Nicky's Blog

Just Finish **Something**

I’ve talked before about my mountain of open loops - projects to start, things to buy, stuff to do. Decision paralysis is real, and while you’re stuck in that cycle of trying to choose what to do next, the mountain just gets bigger and bigger. The simple five minute tasks start to look more and more complicated. Nothing gets done, and you feel that.

Everyone and their mother has a multitude of ways to assess what tasks you should do when. GTD prescribes several, based on time, context, energy, and priority. My preferred method to get out of the paralysis?

Just finish something.


The key to this isn’t to take something big and unwieldy and declare ‘This shall be done!’ You’re looking for the absolute bare minimum, something that could genuinely be done and off your list with almost no effort at all.

For me, that was buying a stepladder. We borrowed ours from my mum, and absolutely every intention of giving it back eventually, except she wanted it before ‘eventually’ rolled around. We don’t need a stepladder every day, but there’s ceiling lights that needs changing, had to reach places that needs dusting, and the ground floor gutters need cleaning. For that, I need a stepladder. It just turns out that stepladders aren’t cheap, and I felt £50 for a few metal stairs seems excessive.

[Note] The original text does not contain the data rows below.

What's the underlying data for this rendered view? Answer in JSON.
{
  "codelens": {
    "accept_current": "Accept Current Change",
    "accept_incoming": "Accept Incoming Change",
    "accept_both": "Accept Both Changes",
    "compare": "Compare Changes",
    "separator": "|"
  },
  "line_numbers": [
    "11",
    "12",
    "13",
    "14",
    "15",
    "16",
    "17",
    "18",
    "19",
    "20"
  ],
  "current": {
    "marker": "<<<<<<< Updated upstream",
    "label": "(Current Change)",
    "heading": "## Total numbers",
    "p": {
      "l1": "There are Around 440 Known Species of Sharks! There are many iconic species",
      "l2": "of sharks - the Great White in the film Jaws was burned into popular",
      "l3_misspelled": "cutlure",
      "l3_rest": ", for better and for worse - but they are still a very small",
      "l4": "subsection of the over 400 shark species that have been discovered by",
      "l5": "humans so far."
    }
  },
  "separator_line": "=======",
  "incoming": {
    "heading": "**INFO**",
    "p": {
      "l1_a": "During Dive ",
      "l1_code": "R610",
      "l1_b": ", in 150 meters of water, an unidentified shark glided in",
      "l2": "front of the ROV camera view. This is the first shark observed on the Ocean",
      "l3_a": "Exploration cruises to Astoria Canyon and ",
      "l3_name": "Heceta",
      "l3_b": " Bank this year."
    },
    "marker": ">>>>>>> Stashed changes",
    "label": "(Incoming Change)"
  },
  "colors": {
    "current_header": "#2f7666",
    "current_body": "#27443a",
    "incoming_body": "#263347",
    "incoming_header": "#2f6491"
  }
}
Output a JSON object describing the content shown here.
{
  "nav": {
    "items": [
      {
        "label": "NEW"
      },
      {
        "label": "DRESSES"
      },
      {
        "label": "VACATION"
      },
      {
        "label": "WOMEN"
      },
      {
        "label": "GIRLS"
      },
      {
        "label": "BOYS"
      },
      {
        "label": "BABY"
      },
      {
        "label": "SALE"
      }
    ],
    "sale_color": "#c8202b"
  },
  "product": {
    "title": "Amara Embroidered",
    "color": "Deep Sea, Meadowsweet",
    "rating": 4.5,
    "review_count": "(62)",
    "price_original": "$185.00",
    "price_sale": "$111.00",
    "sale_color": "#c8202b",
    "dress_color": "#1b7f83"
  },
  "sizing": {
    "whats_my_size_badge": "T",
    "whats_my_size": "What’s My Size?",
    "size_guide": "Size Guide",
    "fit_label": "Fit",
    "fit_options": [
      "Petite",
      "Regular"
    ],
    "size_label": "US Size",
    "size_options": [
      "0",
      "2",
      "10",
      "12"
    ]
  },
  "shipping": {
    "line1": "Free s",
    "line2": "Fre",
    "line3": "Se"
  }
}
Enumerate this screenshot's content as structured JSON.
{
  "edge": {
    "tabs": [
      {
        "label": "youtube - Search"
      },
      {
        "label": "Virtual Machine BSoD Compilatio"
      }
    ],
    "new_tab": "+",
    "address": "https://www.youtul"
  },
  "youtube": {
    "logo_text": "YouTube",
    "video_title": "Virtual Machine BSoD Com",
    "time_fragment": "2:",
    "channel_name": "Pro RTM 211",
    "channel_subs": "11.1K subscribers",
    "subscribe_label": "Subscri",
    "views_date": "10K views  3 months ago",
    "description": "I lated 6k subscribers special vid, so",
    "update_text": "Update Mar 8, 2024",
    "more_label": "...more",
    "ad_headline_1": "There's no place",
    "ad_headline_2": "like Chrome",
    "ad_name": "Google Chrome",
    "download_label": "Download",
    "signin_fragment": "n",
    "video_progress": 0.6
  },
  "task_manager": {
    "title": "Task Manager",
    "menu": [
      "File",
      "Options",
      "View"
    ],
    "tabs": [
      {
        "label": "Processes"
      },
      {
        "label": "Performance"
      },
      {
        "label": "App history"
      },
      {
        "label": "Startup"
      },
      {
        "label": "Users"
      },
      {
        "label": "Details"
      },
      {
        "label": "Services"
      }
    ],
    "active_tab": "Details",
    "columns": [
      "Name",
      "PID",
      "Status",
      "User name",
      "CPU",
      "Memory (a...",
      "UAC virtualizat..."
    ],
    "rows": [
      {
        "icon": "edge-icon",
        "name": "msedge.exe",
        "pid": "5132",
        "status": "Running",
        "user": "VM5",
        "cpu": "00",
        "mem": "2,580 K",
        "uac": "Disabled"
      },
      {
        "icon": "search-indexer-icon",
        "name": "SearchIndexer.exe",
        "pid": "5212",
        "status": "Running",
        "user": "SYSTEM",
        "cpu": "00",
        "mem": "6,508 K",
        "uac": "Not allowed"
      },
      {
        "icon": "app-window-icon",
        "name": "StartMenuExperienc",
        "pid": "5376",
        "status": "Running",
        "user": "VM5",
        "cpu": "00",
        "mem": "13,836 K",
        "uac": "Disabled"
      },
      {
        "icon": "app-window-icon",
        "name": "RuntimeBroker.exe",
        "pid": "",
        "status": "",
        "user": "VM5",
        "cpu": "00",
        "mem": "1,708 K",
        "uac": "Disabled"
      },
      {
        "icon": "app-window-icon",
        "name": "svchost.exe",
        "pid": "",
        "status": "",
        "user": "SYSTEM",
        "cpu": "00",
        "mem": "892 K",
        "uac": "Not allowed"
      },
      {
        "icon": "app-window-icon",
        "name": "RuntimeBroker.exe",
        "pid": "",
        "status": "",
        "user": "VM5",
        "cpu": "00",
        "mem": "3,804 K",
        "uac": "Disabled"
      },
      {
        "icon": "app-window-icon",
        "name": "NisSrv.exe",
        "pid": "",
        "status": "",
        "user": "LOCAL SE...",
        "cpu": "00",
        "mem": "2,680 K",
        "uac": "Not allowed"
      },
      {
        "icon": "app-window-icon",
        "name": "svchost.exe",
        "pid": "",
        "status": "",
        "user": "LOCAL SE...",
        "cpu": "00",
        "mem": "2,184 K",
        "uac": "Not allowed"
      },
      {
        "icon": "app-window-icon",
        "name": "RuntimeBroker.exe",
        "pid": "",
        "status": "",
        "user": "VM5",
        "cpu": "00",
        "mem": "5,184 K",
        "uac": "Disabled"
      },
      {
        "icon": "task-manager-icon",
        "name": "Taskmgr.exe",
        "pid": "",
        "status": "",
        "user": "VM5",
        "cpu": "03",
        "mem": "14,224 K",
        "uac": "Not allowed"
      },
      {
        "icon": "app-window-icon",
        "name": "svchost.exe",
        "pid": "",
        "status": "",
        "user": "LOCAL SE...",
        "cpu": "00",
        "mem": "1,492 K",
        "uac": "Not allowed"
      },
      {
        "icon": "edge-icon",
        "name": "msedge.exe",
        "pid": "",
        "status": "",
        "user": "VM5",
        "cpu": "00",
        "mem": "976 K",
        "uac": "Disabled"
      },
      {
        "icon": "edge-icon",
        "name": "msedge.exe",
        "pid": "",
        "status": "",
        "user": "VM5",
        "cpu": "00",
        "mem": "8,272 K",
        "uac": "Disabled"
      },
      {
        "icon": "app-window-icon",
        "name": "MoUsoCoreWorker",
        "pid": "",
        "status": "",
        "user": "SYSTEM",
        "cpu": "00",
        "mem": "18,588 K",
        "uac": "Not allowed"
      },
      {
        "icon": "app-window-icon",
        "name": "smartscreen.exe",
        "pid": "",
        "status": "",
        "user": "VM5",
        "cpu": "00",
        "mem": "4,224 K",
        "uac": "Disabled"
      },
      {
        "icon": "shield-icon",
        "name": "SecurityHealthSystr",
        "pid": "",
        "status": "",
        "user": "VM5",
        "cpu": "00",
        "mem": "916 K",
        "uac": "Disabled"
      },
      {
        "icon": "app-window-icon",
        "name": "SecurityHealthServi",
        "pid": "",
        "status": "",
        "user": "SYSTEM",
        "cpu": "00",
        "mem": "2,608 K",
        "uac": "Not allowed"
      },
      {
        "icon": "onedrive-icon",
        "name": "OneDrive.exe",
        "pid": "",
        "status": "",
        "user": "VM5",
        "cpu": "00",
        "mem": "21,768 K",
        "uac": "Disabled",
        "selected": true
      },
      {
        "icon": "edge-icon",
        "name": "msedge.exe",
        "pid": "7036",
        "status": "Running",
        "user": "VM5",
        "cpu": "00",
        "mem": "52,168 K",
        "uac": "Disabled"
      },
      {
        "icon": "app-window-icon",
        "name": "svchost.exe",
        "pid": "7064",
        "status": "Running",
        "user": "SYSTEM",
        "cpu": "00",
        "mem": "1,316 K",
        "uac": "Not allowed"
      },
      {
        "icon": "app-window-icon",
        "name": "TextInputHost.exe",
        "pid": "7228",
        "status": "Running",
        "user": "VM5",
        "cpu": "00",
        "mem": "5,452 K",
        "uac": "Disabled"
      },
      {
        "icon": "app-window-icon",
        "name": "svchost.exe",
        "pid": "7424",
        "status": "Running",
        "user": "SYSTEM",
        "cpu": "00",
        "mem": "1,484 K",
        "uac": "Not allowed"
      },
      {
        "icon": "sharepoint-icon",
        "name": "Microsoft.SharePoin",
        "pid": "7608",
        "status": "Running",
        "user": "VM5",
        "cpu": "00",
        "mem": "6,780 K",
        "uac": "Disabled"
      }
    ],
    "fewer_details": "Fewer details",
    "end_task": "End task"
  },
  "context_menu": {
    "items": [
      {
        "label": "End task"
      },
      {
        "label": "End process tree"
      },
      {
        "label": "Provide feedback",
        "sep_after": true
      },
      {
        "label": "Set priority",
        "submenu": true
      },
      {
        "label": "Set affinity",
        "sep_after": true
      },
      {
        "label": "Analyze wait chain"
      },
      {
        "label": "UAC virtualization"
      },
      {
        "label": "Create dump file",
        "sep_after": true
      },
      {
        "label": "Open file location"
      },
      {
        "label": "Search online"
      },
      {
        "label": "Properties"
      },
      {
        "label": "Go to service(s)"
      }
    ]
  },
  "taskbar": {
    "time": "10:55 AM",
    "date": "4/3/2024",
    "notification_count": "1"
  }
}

On the other hand, we had more than that spare, they’re not going to get cheaper, and we need one long term. Plus, not only will this start the ball rolling re finishing tasks, it’ll help break the barrier of spending money. Four years of hardcore saving to buy a house combined with six months of fixing things within said house leaves me a bit, well, tight when it comes to spending.

But now we’ve opened the floodgates: clothes. I have one pair of chinos, which are now getting a little loose but still wearable with a belt, and two pairs of jeans, both with a hole through the crotch. In theory, it’s fine. There’s not a great deal of people who are looking both between and under my legs, but who are we kidding. Time to replace at least one pair, although I’ll probably keep both for manual tasks around the house and garden. So, that’s two.

Number three was booking a haircut. This was a mix of not wanting to spend money, not really having the time (the barbers I use is the other side of the city, about a 45 minute bus ride away, and no, I can’t just use another barber; once you find you trust, you use them), and historic reluctance to get my hair cut stemming from my mum forcing me to get a number two all over until I was about 15 because haircuts cost money, while hair clippers were cheap, although came with a side effect of being bullied.

As stupid as it sounds, booking in the haircut and committing to it was the final step I needed. This one was really the keystone; the perfect mix of time, money, and emotional barriers. It wasn’t completely smooth sailing from there of course, but it lifted the rock I was hiding under slightly. Just enough that I could move again.


In my free time at work, I’ve started relearning old Scrum knowledge and some copywriting techniques. The former in preparation for a potential new career; the latter to sharpen up my writing, and see what I could do with it down the road. Plus there’s somethings, like persuasive writing, that’ll be transferable across most roles you need email for.

At home, I’ve become more active in the housework again, I’ve been trying new recipes, pushing on with my reading, finishing my fourth book this year (No Country for Old Men by Cormac McCarthy, Audible, 7/10). I’m taking better care of myself: harsher calorie restricting with a cheat day Sunday, upping cardio, actually following through with a skin care routine, branching out into the world of aftershave (although this one is predominantly for the wife).

And there’s more. Started time tracking, which is already yielding some interesting results (more on that later). Pickup a Madden game, based on sports games being relaxing to me. Started meditation sessions again. Actually starting to reach out to friends again after shutting myself in for a few weeks. And today, I’ll even tidy the absolute mess of my desks, right before I spend the afternoon drinking wine, reading The Shining, and eventually napping.

I still have a mountain of stuff to do. A long, long next actions list. But I’m finally closing items off, including some stuff that I’ve had in my head to do for nearly a year.

All because I started with buying a stepladder.